CSC 555: Mining Big Data
Project, Phase 2 (due Friday, March 16
th
)
In this part of the project, you will various queries using Hive, Pig and Hadoop streaming. The schema is
available below, but don’t forget to apply the correct delimiter:
http://rasinsrv07.cstcis.cti.depaul.edu/CSC555/SSBM1/SSBM_schema_hive.sql
The data is available at:
http://rasinsrv07.cstcis.cti.depaul.edu/CSC553/data/ (this is Scale4)

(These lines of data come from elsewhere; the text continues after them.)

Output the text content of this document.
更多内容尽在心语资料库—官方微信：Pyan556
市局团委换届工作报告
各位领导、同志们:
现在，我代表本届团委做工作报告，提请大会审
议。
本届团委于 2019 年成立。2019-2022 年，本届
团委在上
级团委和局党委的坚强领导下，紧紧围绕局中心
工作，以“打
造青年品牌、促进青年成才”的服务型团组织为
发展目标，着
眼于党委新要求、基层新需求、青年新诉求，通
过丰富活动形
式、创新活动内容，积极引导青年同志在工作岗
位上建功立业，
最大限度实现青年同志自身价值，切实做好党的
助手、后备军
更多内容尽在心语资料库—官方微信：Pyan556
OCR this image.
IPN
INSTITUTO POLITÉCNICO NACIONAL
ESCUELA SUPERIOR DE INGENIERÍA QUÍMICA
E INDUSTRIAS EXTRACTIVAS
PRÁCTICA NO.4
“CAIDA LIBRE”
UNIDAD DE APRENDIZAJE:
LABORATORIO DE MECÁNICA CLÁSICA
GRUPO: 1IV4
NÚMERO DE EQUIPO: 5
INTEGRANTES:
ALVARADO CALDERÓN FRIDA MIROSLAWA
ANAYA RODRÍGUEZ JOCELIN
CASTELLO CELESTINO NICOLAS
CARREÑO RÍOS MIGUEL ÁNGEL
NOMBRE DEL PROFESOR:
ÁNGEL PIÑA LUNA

In your submission, please note what instance and what cluster you are using (you can reuse your existing
cluster for most of the questions). Please be sure to submit all code (pig, python and Hive). You should also
submit the command lines you use and a screenshot of a completed run (just the last page, do not worry about
capturing the whole output). An answer submission with screenshot/results but without the code will not
receive credit.
I highly recommend creating a small sample input (e.g., by running head lineorder.tbl > lineorder.tbl.sample and
testing your code with it, you can use head -n 100 to get first 100 lines).
Part 1: Data Transformation
Use Scale4 data to perform data processing, unless otherwise specified.
A. Transform lineorder.tbl table into a comma-separated file: Use Hive, MapReduce with HadoopStreaming
and Pig (i.e. 3 different solutions)
B. Extract three of the numeric columns (lo_quantity, lo_linenumber, lo_revenue) for rows where
lo_discount is between 6 and 8 into a space-separated text file (for K-Means clustering later). Use Hive,
MapReduce with Hadoop Streaming, and Pig (3 different solutions)
Part 2: Querying
All queries from SSBM benchmark are available here:
http://rasinsrv07.cstcis.cti.depaul.edu/CSC555/SSBM1/SSBM_queries_all.sql
Using Scale4 data perform the following data processing and don’t forget to time your results.
A. Run SSBM queries 2.1, 3.3 and 4.3 using Hive only (if you have issues running the queries, try placing
lineorder table first in the FROM clause of the query)
B. Create a pre-join (i.e. a new data file) that corresponds to the following query below. You can think of it
as a materialized view. What is the size of the new file? Use Hive and Pig (2 different solutions and be
sure to report the file size for both).
SELECT lo_partkey, lo_suppkey, s_suppkey, d_year, lo_revenue
http://rasinsrv07.cstcis.cti.depaul.edu/CSC553/data/
http://rasinsrv07.cstcis.cti.depaul.edu/CSC555/SSBM1/SSBM_queries_all.sql
FROM lineorder, dwdate, lo_supplier
WHERE lo_orderdate = d_datekey and lo_suppkey = s_suppkey;
Part 3: Clustering
Using the file you have created in 1-B, run KMeans clustering using 11 clusters.
A. Using Mahout synthetic clustering as you have in a previous assignment on sample data. This
entrails running the same clustering command, but substituting your own input data instead of
the sample.
NOTE: if you get a java.lang.OutOfMemoryError error, you will need to reconfigure
Hadoop to supply the java virtual machine with more memory. You can do this by
editing the mapred-site.xml (Mapper should not need much RAM):
The amount of memory can be tweaked (you can go higher, but keep in mind how much
physical memory your machine has). If you still run out of memory in 3-A submit the
screenshot of that change and you will get full credit for the question.
B. Using Hadoop streaming perform three iterations manually (initially with randomly chosen
centers). This would require passing a text file with cluster centers using -file option, opening
the centers.txt in the mapper with open(‘centers.txt’, ‘r’) and assigning a key to each point
based on which center is the closest to each particular point. Your reducer would then compute
the new centers, and at that point the iteration is done and the output of the reducer can be
given to the next pass.
NOTE: Not attempting to answer this question will result in an additional grade penalty
Part 4: Performance
Compare the performance given following combinations.
A. All three of your solutions to Part-1A with
a. Scale4: a single node cluster and a cluster of at least 4 nodes
B. Both of your solutions for 2-B.
a. Scale4: a single node and a cluster of at least 4 nodes
C. Summarize the results and cluster performance/scaling in at least a paragraph.
Extra Credit
Research and describe the most affordable way to build a 10-Petabyte drive. The drive should be
built to own, not to rent (Dropbox or similar services doesn’t count, even if it does say
“unlimited” storage).
Submit a single document containing your written answers. Be sure that this document contains your
name and “CSC 555 Project Phase 2” at the top.